Bronx, New York 10469 Footnotes

Footnote 1:It is not herein disputed that the medical records reflect that Ms. Mooney, in the time period immediately preceding this tragic event, had been involuntarily committed to defendant Westchester Medical Center with a diagnosis of major depression with psychotic features, from December 20, 2000 through January 24, 2001. According to plaintiff, during the course of this hospitalization, Ms. Mooney repeatedly had informed the doctors that she had thoughts of hurting and killing her baby. Following her discharge, Ms. Mooney, on January 31, 2001, had telephoned 911 and stated to the police that "somebody is going to hurt her baby" and that "she needed help." Thereupon, Ms.

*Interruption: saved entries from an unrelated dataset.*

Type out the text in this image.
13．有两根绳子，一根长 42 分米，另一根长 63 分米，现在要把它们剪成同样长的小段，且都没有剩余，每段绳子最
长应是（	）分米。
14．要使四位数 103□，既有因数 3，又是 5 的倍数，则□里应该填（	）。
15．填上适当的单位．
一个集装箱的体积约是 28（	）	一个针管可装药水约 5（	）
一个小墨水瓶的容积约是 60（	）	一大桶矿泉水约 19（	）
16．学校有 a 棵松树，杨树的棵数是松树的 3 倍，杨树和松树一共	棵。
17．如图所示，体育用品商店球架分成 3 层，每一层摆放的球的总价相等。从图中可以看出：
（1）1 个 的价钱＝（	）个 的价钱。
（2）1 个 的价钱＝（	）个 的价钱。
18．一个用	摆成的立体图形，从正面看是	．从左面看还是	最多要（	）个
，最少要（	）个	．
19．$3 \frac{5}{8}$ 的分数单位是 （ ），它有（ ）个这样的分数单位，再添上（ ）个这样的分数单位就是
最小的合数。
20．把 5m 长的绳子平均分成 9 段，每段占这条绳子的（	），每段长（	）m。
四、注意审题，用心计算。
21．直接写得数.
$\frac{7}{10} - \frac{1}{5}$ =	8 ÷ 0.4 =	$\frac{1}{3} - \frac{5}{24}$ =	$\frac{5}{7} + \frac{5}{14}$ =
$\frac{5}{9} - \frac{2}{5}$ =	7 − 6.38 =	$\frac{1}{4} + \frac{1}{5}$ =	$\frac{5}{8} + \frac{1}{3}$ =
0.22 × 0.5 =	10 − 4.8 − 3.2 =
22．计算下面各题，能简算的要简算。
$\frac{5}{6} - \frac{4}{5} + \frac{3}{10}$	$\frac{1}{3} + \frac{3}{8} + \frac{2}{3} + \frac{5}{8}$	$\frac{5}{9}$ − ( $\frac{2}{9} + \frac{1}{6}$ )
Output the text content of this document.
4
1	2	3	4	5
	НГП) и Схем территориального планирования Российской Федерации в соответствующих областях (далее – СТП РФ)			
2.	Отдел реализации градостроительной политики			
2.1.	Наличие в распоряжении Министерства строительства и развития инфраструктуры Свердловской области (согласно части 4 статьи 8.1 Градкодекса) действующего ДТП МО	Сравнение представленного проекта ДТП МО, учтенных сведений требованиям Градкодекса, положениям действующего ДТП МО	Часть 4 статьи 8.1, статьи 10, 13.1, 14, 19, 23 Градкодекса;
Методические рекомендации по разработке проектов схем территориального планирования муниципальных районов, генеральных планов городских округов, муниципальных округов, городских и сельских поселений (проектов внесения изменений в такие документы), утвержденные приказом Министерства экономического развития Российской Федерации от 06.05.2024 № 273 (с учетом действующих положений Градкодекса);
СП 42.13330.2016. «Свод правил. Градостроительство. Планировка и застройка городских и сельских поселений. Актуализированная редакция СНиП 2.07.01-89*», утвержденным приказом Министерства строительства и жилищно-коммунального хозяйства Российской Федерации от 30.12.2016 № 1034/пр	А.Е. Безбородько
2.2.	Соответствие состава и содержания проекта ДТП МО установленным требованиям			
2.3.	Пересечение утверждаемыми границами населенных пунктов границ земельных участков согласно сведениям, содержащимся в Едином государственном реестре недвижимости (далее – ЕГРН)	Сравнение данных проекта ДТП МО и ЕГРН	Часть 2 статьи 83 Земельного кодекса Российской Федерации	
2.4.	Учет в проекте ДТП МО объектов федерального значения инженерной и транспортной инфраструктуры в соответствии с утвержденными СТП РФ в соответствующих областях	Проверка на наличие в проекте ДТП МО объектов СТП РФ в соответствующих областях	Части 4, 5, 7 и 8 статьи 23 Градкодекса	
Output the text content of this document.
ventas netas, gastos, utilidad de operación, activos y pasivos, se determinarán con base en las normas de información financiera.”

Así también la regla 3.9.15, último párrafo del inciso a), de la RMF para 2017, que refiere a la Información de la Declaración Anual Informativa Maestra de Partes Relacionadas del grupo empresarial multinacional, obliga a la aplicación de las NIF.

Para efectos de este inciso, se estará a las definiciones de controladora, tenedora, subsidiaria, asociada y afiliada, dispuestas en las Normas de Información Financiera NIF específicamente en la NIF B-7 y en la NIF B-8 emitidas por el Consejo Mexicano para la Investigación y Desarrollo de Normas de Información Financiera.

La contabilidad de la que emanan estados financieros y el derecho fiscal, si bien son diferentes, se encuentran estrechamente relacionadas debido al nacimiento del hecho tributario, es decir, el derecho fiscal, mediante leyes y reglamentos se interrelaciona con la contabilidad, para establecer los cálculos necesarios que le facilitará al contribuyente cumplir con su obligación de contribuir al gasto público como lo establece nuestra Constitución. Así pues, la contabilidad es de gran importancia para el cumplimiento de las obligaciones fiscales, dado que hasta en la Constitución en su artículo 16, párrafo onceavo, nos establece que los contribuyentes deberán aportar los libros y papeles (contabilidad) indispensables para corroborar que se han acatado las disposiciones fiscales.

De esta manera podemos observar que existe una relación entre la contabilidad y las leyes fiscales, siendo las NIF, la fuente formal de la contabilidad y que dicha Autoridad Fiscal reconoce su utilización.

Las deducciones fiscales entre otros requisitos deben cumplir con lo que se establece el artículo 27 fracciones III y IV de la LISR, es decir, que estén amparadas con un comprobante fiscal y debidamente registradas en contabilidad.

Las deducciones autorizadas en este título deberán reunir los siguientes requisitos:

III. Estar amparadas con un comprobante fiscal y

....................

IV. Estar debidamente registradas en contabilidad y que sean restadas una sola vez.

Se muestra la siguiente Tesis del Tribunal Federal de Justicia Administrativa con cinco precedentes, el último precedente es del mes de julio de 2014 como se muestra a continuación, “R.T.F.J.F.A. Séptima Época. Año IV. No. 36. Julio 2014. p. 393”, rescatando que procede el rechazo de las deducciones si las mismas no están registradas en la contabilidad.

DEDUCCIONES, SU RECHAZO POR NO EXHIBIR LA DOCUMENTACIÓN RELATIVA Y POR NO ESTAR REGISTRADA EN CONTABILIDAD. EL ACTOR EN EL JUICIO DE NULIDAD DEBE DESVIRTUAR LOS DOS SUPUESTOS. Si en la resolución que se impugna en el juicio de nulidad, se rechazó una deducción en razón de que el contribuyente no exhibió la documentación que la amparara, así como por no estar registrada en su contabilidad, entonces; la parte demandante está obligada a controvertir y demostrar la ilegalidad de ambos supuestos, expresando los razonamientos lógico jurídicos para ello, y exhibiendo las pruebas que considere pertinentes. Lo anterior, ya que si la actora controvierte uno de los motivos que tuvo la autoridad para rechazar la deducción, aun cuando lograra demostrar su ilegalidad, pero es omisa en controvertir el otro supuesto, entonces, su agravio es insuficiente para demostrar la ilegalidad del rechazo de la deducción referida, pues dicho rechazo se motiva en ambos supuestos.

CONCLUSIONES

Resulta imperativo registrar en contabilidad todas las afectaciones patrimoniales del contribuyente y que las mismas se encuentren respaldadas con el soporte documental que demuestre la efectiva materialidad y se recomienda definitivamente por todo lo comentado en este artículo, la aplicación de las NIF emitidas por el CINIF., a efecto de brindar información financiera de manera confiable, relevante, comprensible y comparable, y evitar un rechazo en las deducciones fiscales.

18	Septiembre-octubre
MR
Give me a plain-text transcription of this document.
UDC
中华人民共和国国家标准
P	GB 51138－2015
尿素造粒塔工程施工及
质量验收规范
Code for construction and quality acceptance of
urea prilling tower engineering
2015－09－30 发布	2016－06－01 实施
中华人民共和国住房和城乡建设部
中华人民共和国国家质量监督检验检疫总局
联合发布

Mooney was admitted to defendant Westchester Medical Center on an emergency basis, where she remained from January 31, 2001 through February 3, 2001. Her admitting diagnosis had been "post partum psychosis." Thereafter, Ms. Mooney was treated at defendant Stony Lodge Hospital. According to plaintiff, who is not in possession of the relevant medical records relating to this period of treatment, it presently is not known whether Ms. Mooney had been treated at Stony Lodge on an involuntary basis.

Footnote 2:Pursuant to this verdict, Ms. Mooney had been institutionalized for four years.